A heteroreceptor is a receptor located in the cell membrane of a neuron, regulating the synthesis and/or the release of mediators other than its own ligand. Heteroreceptors play a crucial role in modulating neurotransmitter systems and are often targets for therapeutic drugs. By influencing the activity of other neurotransmitters, the receptors contribute to the complex regulation of neural communication and have been implicated in various physiological and pathological processes.

Heteroreceptors may be located in any part of the Neuron including the dendrites, the cell body, the axon, or the axon terminals.
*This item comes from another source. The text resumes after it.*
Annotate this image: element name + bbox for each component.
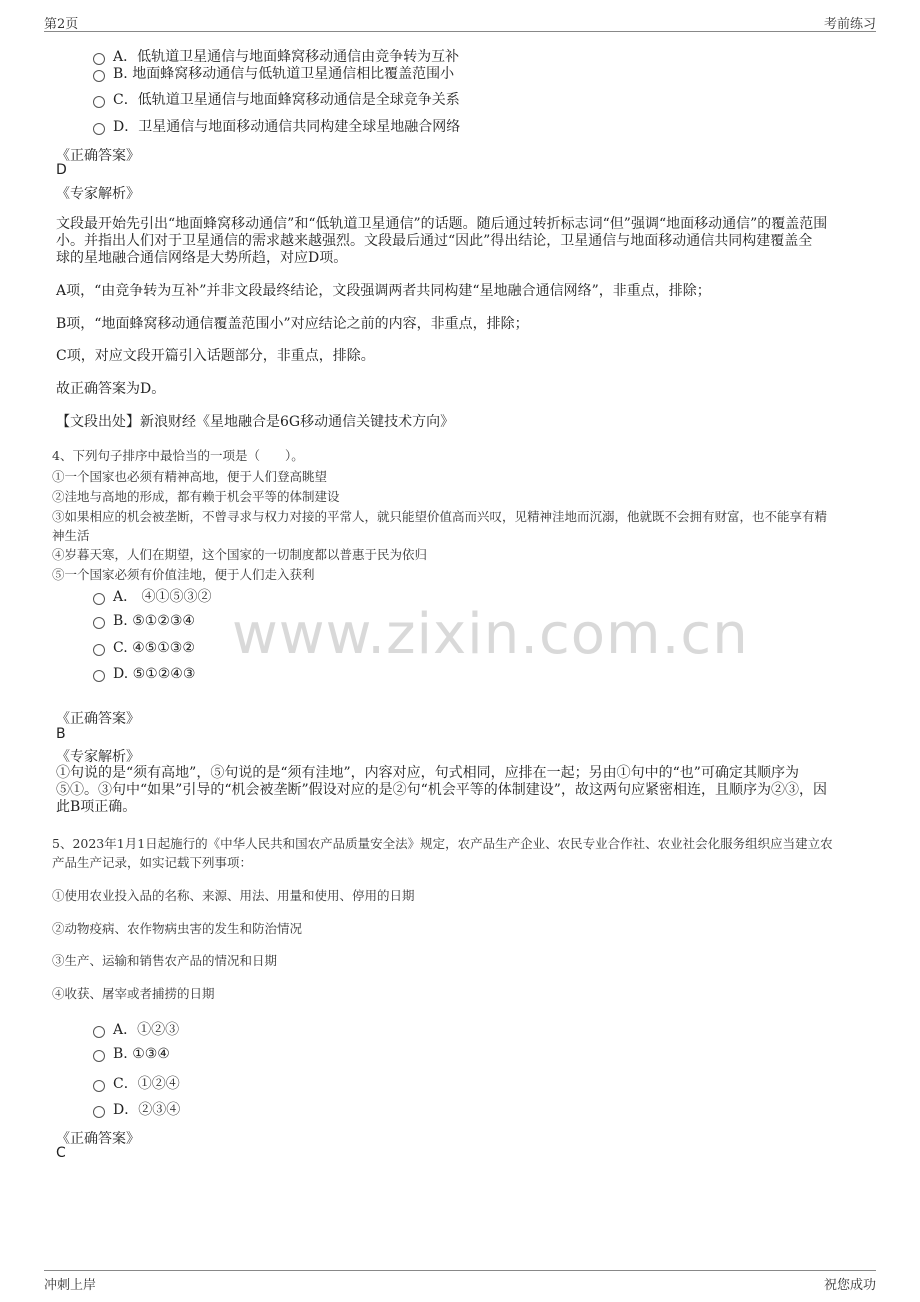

Heteroreceptors respond to neurotransmitters, neuromodulators, or neurohormones released from adjacent neurons or cells; they are opposite to autoreceptors, which are sensitive only to neurotransmitters or hormones released by the cell in whose wall they are embedded.

==Examples==
- Norepinephrine can influence the release of acetylcholine from parasympathetic neurons by acting on α2 adrenergic (α_{2A}, α_{2B}, and α_{2C}) heteroreceptors. These effects are related to analgesia, sedation, hypothermia.
- Acetylcholine can influence the release of norepinephrine from sympathetic neurons by acting on muscarinic-2 and muscarinic-4 heteroreceptors.
- CB1 negatively modulates the release of GABA and glutamate, playing a crucial role in maintaining a homeostasis between excitatory and inhibitory transmission.
- Glutamate released from an excitatory neuron escapes from the synaptic cleft and preferentially affects mGluR III receptors on the presynaptic terminals of interneurons. Glutamate spillover leads to inhibition of GABA release, modulating GABAergic transmission.